Witajcie kochani,
lubicie jeździć w góry? Ja bardzo! Akurat z jednej z takich wypraw dostałam parę lat temu w prezencie owcę, jakich wiele możecie spotkać na straganach w Tatrach, czy Bieszczadach. Moja pochodzi akurat z Bukowiny Tatrzańskiej. Ponieważ po kilkudziesięciu praniach, wypełnienie zbiło się, postanowiłam owieczkę odświeżyć :)
Najpierw rozprułam ją na niewielkim odcinku
I wyjęłam stare zbite wypełnienie
Na poniższym zdjęciu jeszcze lepiej widać jak kiepskiej jakości był środek..
... a w powstały otwór...
włożyłam nowe wypełnienie w postaci kulki silikonowej, która jest bezpieczna nawet dla alergików, nie zbija się w praniu i wiem, że dzięki niej owca posłuży mi jeszcze długie lata :)
Zaczęłam zszywać otwór tzw. drabinką, dzięki której wiem, że szew będzie trwały.
I oto owieczka po liftingu już gotowa :)
Nawet pokazuje specjalnie "O jaka ja puszysta" :)
Macie u siebie w domach stare, sprane poduszki ozdobne lub zabawki dla dzieci, z którymi te nie rozstają się, mimo że są to już faktycznie tylko wraki zabawek?

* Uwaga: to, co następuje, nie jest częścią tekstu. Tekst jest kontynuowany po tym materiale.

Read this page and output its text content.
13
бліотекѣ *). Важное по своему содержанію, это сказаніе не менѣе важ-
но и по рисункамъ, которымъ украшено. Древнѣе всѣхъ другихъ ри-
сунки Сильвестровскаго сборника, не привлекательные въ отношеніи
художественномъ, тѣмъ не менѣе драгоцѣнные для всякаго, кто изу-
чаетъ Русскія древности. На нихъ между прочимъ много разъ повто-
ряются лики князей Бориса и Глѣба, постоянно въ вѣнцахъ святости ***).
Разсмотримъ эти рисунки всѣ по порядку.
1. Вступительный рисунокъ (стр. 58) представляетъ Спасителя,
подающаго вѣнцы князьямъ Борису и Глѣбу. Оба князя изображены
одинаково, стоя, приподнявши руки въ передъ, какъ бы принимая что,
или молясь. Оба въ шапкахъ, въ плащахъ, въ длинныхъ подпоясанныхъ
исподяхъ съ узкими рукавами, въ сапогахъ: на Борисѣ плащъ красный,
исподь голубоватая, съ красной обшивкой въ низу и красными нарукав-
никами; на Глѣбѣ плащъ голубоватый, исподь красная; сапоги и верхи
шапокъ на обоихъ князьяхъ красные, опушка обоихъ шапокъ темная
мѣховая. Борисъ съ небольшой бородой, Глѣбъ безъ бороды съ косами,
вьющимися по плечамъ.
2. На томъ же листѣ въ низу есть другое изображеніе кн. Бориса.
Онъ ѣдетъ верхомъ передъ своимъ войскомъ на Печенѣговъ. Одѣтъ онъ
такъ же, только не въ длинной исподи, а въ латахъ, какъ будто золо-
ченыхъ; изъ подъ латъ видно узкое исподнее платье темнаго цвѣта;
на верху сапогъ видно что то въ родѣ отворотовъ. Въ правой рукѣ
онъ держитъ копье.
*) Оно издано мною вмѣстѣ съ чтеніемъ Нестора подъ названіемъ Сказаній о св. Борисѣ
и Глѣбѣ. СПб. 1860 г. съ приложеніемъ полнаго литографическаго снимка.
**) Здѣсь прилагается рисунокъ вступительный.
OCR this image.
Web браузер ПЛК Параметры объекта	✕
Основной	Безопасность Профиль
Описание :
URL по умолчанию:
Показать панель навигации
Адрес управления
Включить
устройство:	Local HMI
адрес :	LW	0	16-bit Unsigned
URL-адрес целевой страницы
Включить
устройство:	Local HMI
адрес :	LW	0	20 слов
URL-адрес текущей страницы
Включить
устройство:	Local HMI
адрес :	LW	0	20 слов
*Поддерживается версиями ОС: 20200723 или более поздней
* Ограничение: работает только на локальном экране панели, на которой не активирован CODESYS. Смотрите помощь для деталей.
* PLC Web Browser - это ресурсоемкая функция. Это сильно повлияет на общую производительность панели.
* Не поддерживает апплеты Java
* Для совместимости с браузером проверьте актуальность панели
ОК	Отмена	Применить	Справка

Nic trudnego! Kupcie poduszkę z wypełnieniem z kulką silikonową i tchnijcie w te przedmioty nowe życie, niech służą jeszcze długo! :)
Pozdrawiam
Monika
5 komentarzy:
Ja mam taką helską fokę (oczywiście made in China). Moja spełnia się dobrze w hotelach gdzie brak jaśka.
Oj tak, szkoda wyrzucać rzeczy do których mamy sentyment, lepiej je odświeżyć :)
Akurat poduszki warto odświeżać, bo są praktyczne, ale inne rzeczy na pewno warto dla samego sentymentu właśnie :)
Odnowiona, lepsza wersja i w dodatku zaoszczędzone pieniądze.